この『ユニコーンオーバーロード』もアクションではなく、戦略的要素の高いシミュレーションRPGです。絶大な支配力を持つ帝国に反旗を掲げる主人公の元には、ナイトにファイター、シーフにハンターと、様々なクラスに就く仲間たちが集います。
この仲間たちを最大5人編成の部隊にまとめ、各部隊に指示を出し、リアルタイムで変化する戦況を見極めながら敵の撃破を目指します。クラスによって有利・不利があるため、自分なりのベストな編成をあれこれ考える時間が非常に楽しく、ともすれば実際に戦っている時間よりも長く費やしてしまうほどです。

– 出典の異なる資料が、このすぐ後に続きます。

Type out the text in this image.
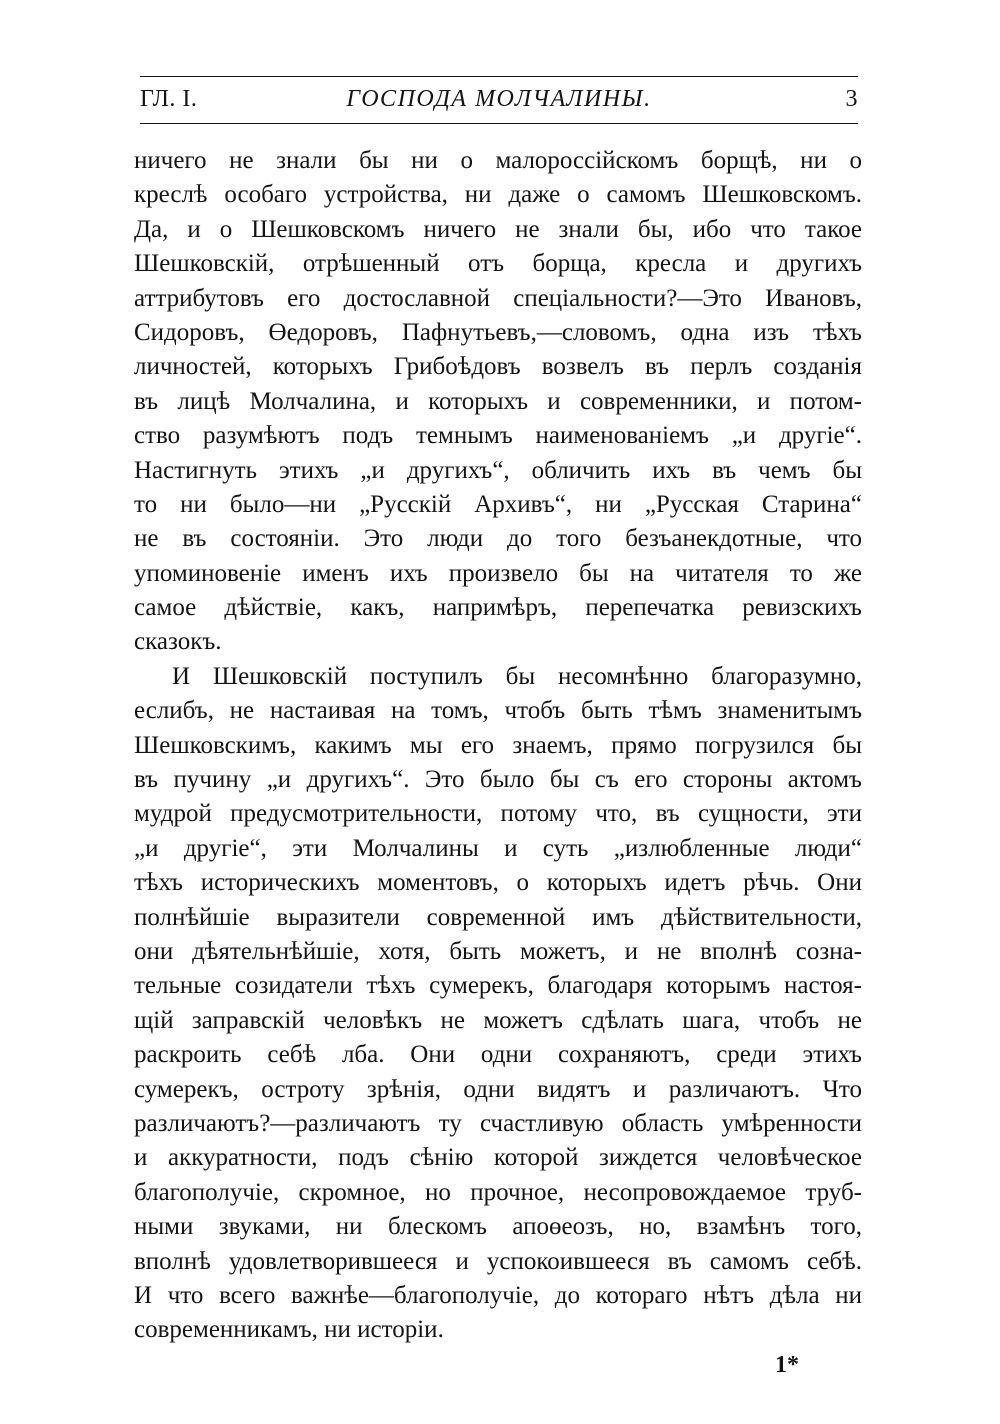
ГЛ. I.	ГОСПОДА МОЛЧАЛИНЫ.	3
ничего не знали бы ни о малороссійскомъ борщѣ, ни о
креслѣ особаго устройства, ни даже о самомъ Шешковскомъ.
Да, и о Шешковскомъ ничего не знали бы, ибо что такое
Шешковскій, отрѣшенный отъ борща, кресла и другихъ
аттрибутовъ его достославной спеціальности?—Это Ивановъ,
Сидоровъ, Өедоровъ, Пафнутьевъ,—словомъ, одна изъ тѣхъ
личностей, которыхъ Грибоѣдовъ возвелъ въ перлъ созданія
въ лицѣ Молчалина, и которыхъ и современники, и потом-
ство разумѣютъ подъ темнымъ наименованіемъ „и другіе“.
Настигнуть этихъ „и другихъ“, обличить ихъ въ чемъ бы
то ни было—ни „Русскій Архивъ“, ни „Русская Старина“
не въ состояніи. Это люди до того безъанекдотные, что
упоминовеніе именъ ихъ произвело бы на читателя то же
самое дѣйствіе, какъ, напримѣръ, перепечатка ревизскихъ
сказокъ.
И Шешковскій поступилъ бы несомнѣнно благоразумно,
еслибъ, не настаивая на томъ, чтобъ быть тѣмъ знаменитымъ
Шешковскимъ, какимъ мы его знаемъ, прямо погрузился бы
въ пучину „и другихъ“. Это было бы съ его стороны актомъ
мудрой предусмотрительности, потому что, въ сущности, эти
„и другіе“, эти Молчалины и суть „излюбленные люди“
тѣхъ историческихъ моментовъ, о которыхъ идетъ рѣчь. Они
полнѣйшіе выразители современной имъ дѣйствительности,
они дѣятельнѣйшіе, хотя, быть можетъ, и не вполнѣ созна-
тельные созидатели тѣхъ сумерекъ, благодаря которымъ настоя-
щій заправскій человѣкъ не можетъ сдѣлать шага, чтобъ не
раскроить себѣ лба. Они одни сохраняютъ, среди этихъ
сумерекъ, остроту зрѣнія, одни видятъ и различаютъ. Что
различаютъ?—различаютъ ту счастливую область умѣренности
и аккуратности, подъ сѣнію которой зиждется человѣческое
благополучіе, скромное, но прочное, несопровождаемое труб-
ными звуками, ни блескомъ апоөеозъ, но, взамѣнъ того,
вполнѣ удовлетворившееся и успокоившееся въ самомъ себѣ.
И что всего важнѣе—благополучіе, до котораго нѣтъ дѣла ни
современникамъ, ни исторіи.
1*
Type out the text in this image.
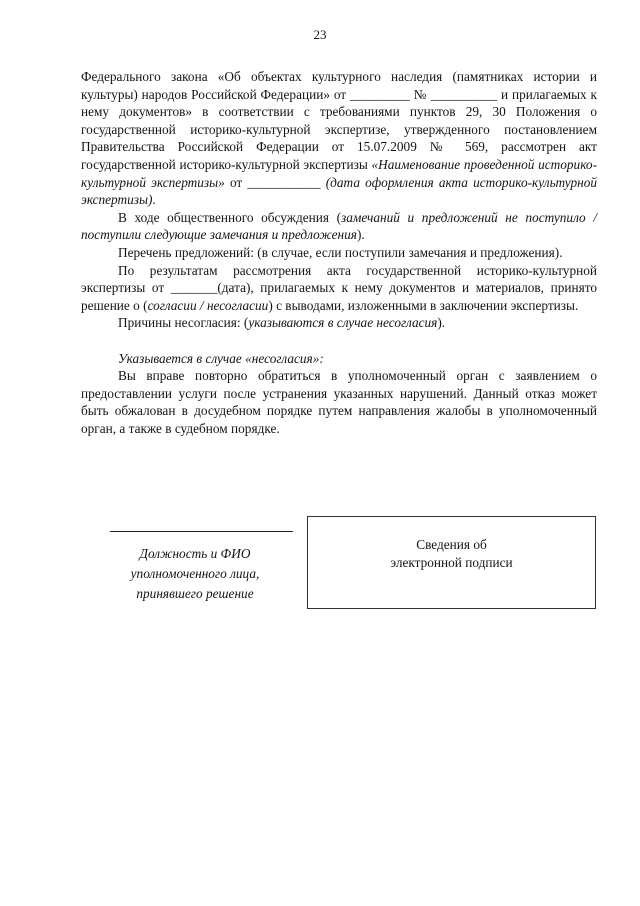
23

Федерального закона «Об объектах культурного наследия (памятниках истории и культуры) народов Российской Федерации» от _________ № __________ и прилагаемых к нему документов» в соответствии с требованиями пунктов 29, 30 Положения о государственной историко-культурной экспертизе, утвержденного постановлением Правительства Российской Федерации от 15.07.2009 № 569, рассмотрен акт государственной историко-культурной экспертизы «Наименование проведенной историко-культурной экспертизы» от ___________ (дата оформления акта историко-культурной экспертизы).

В ходе общественного обсуждения (замечаний и предложений не поступило / поступили следующие замечания и предложения).

Перечень предложений: (в случае, если поступили замечания и предложения).

По результатам рассмотрения акта государственной историко-культурной экспертизы от _______(дата), прилагаемых к нему документов и материалов, принято решение о (согласии / несогласии) с выводами, изложенными в заключении экспертизы.

Причины несогласия: (указываются в случае несогласия).

Указывается в случае «несогласия»:

Вы вправе повторно обратиться в уполномоченный орган с заявлением о предоставлении услуги после устранения указанных нарушений. Данный отказ может быть обжалован в досудебном порядке путем направления жалобы в уполномоченный орган, а также в судебном порядке.

Должность и ФИО
уполномоченного лица,
принявшего решение
Сведения об
электронной подписи
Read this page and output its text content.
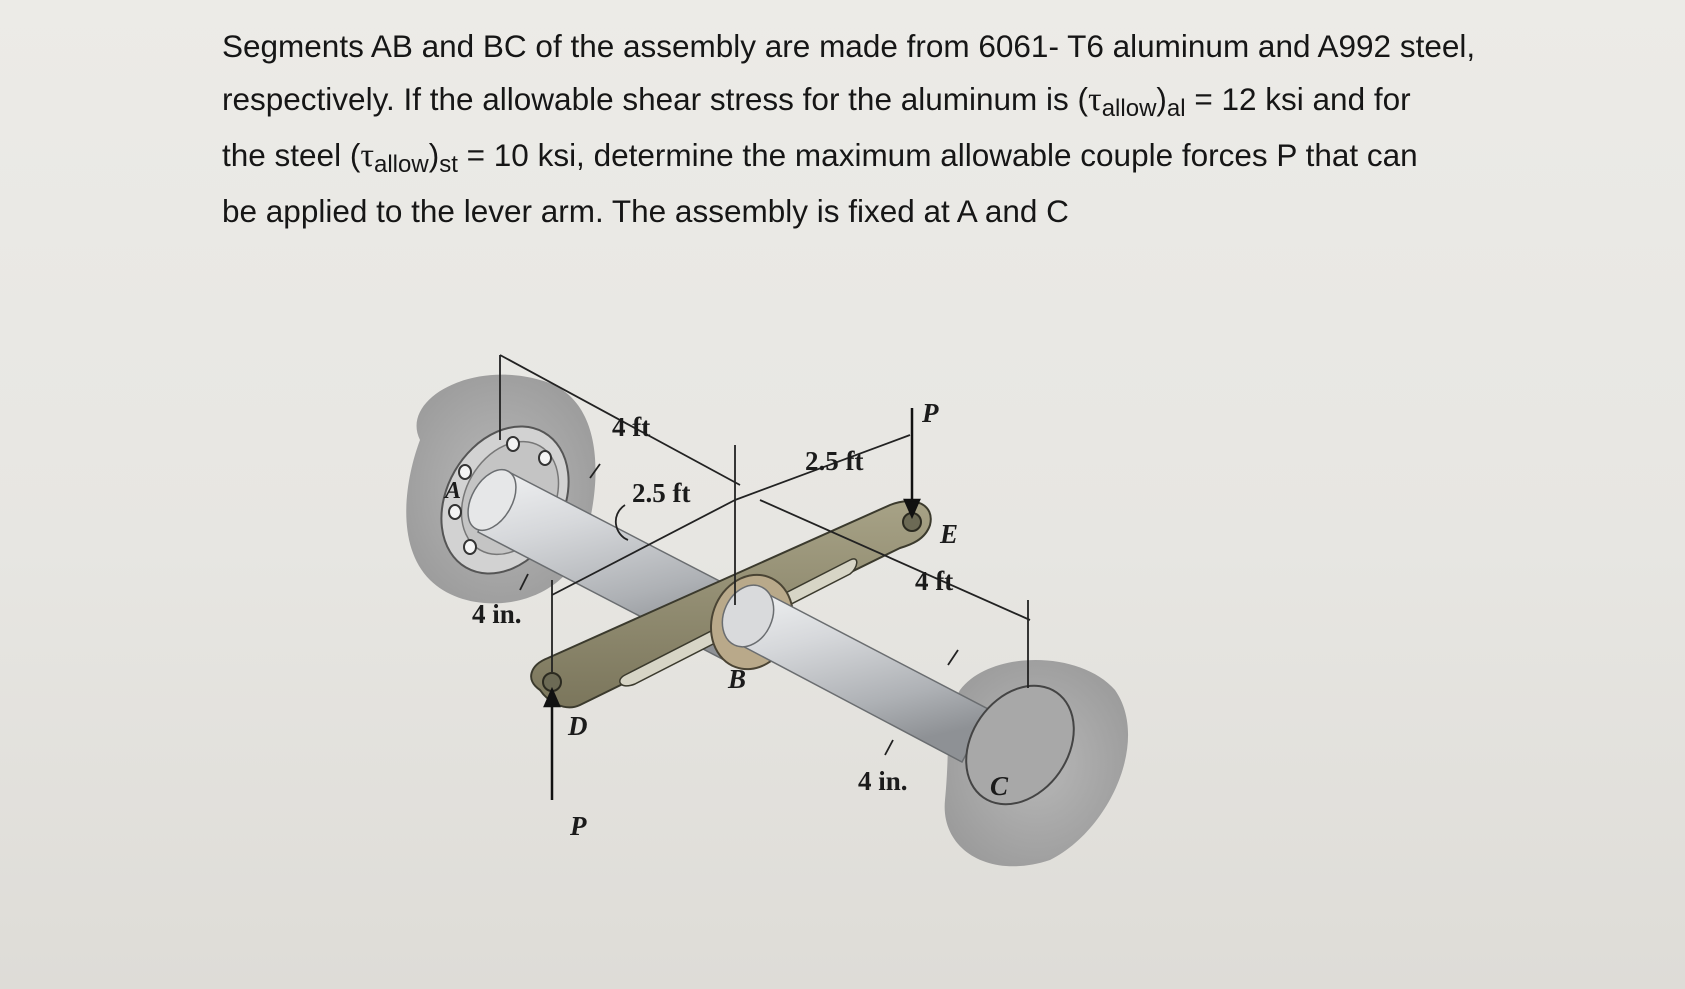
Segments AB and BC of the assembly are made from 6061- T6 aluminum and A992 steel,
respectively. If the allowable shear stress for the aluminum is (τallow)al = 12 ksi and for
the steel (τallow)st = 10 ksi, determine the maximum allowable couple forces P that can
be applied to the lever arm. The assembly is fixed at A and C
4 ft
2.5 ft
2.5 ft
4 ft
4 in.
4 in.
A
B
C
D
E
P
P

本作の素晴らしい点のひとつは、敵と接触した場合、そのユニットで戦うか、一定範囲にいる別の部隊と交代するか選べるシステムがあることです。相性が大事なゲームなので、単純なステータスだけで押し切ることができません。しかし、逐一変化する状況に合わせ、敵味方全ての部隊を把握し、運用するのは簡単ではないでしょう。
ですが、入れ替え可能なシステムを前提とすれば、それぞれの不利を補うような部隊同士を近くに置くことで対応力が高まります。また、相性の全てを把握していなくても、方向性の違う部隊をいくつか用意するだけで、有利に戦える組み合わせが生まれやすくなります。

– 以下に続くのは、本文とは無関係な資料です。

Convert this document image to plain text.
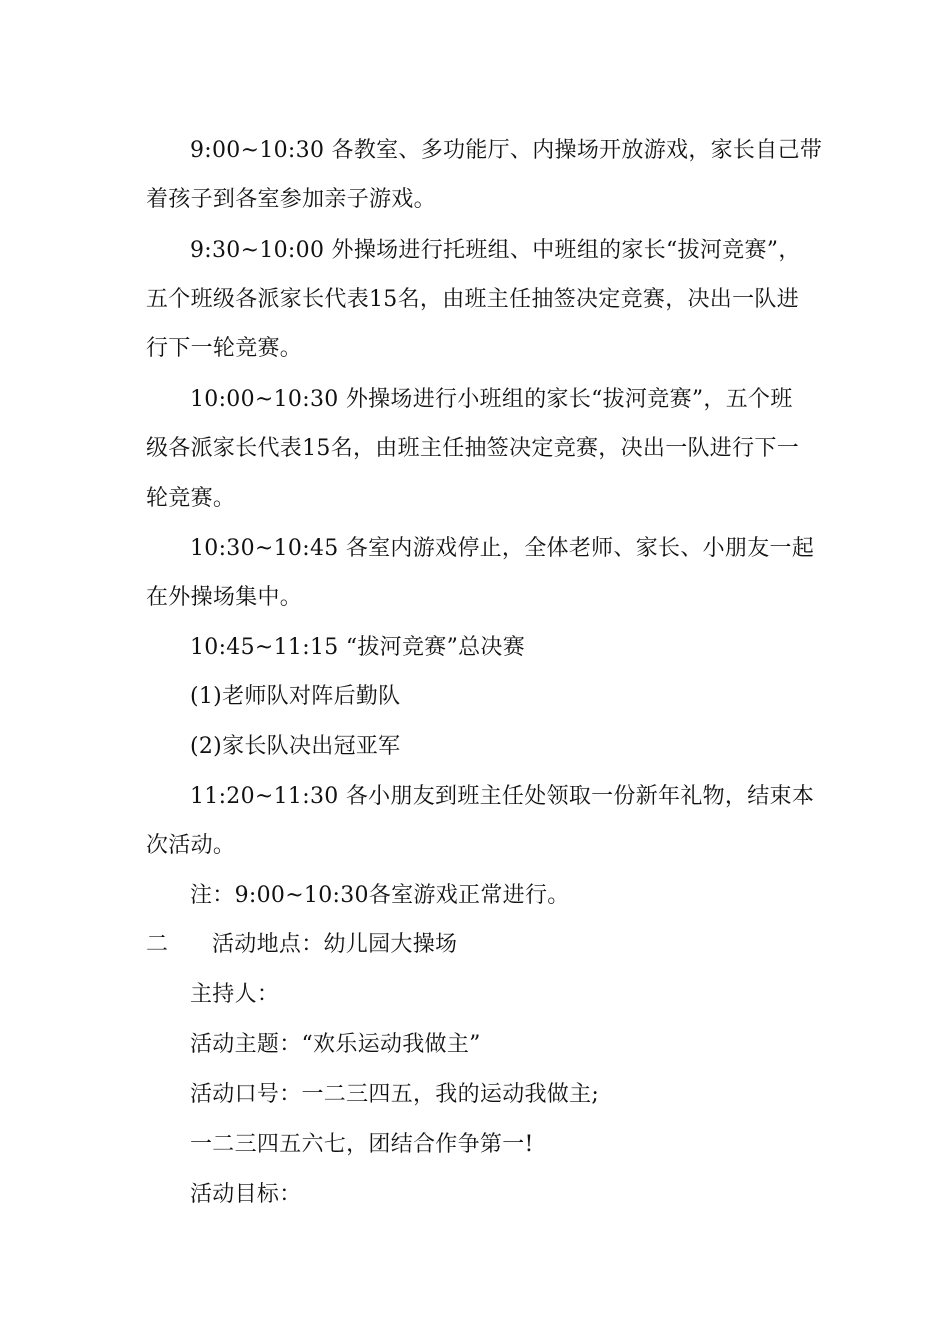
9:00~10:30 各教室、多功能厅、内操场开放游戏，家长自己带
着孩子到各室参加亲子游戏。
9:30~10:00 外操场进行托班组、中班组的家长“拔河竞赛”，
五个班级各派家长代表15名，由班主任抽签决定竞赛，决出一队进
行下一轮竞赛。
10:00~10:30 外操场进行小班组的家长“拔河竞赛”，五个班
级各派家长代表15名，由班主任抽签决定竞赛，决出一队进行下一
轮竞赛。
10:30~10:45 各室内游戏停止，全体老师、家长、小朋友一起
在外操场集中。
10:45~11:15 “拔河竞赛”总决赛
(1)老师队对阵后勤队
(2)家长队决出冠亚军
11:20~11:30 各小朋友到班主任处领取一份新年礼物，结束本
次活动。
注：9:00~10:30各室游戏正常进行。
二 活动地点：幼儿园大操场
主持人：
活动主题：“欢乐运动我做主”
活动口号：一二三四五，我的运动我做主;
一二三四五六七，团结合作争第一!
活动目标：
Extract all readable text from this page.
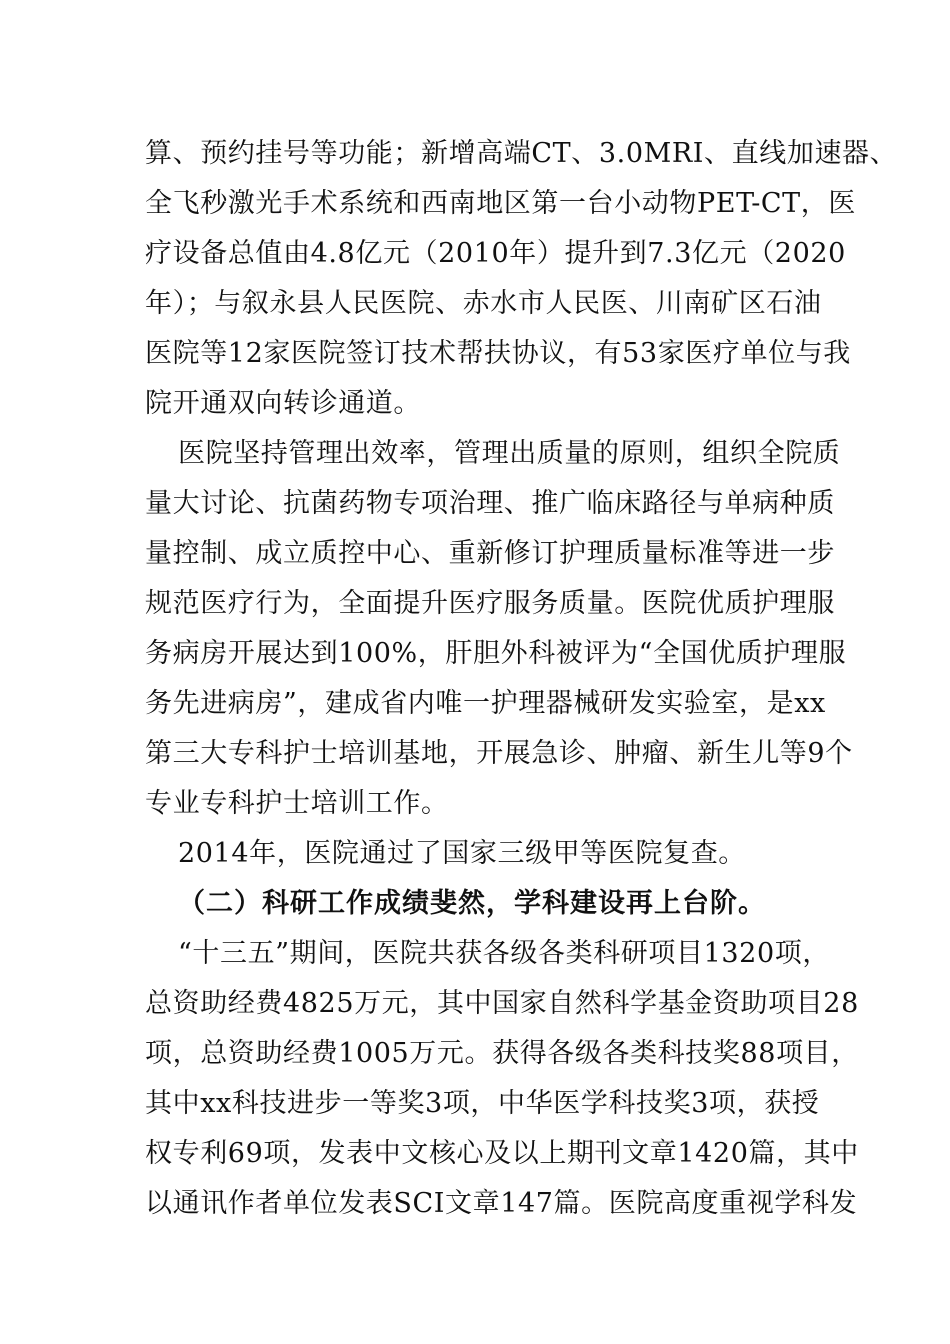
算、预约挂号等功能；新增高端CT、3.0MRI、直线加速器、
全飞秒激光手术系统和西南地区第一台小动物PET-CT，医
疗设备总值由4.8亿元（2010年）提升到7.3亿元（2020
年）；与叙永县人民医院、赤水市人民医、川南矿区石油
医院等12家医院签订技术帮扶协议，有53家医疗单位与我
院开通双向转诊通道。
医院坚持管理出效率，管理出质量的原则，组织全院质
量大讨论、抗菌药物专项治理、推广临床路径与单病种质
量控制、成立质控中心、重新修订护理质量标准等进一步
规范医疗行为，全面提升医疗服务质量。医院优质护理服
务病房开展达到100%，肝胆外科被评为“全国优质护理服
务先进病房”，建成省内唯一护理器械研发实验室，是xx
第三大专科护士培训基地，开展急诊、肿瘤、新生儿等9个
专业专科护士培训工作。
2014年，医院通过了国家三级甲等医院复查。
（二）科研工作成绩斐然，学科建设再上台阶。
“十三五”期间，医院共获各级各类科研项目1320项，
总资助经费4825万元，其中国家自然科学基金资助项目28
项，总资助经费1005万元。获得各级各类科技奖88项目，
其中xx科技进步一等奖3项，中华医学科技奖3项，获授
权专利69项，发表中文核心及以上期刊文章1420篇，其中
以通讯作者单位发表SCI文章147篇。医院高度重视学科发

シミュレーションRPGは遊ぶ人を選びやすいジャンルですが、システムの全てを熟知していなくても十分戦うことができる一方で、知識が深まるほど戦局を有利に運べるので、初心者から上級者まで広く楽しめる作品に仕上がっています。
発売から1ヶ月も経たずに、全世界累計販売本数が50万本を突破したのも頷ける『ユニコーンオーバーロード』。シミュレーションRPG好きなら当然お勧めですが、このジャンルが苦手な人でも試す価値のある1作です。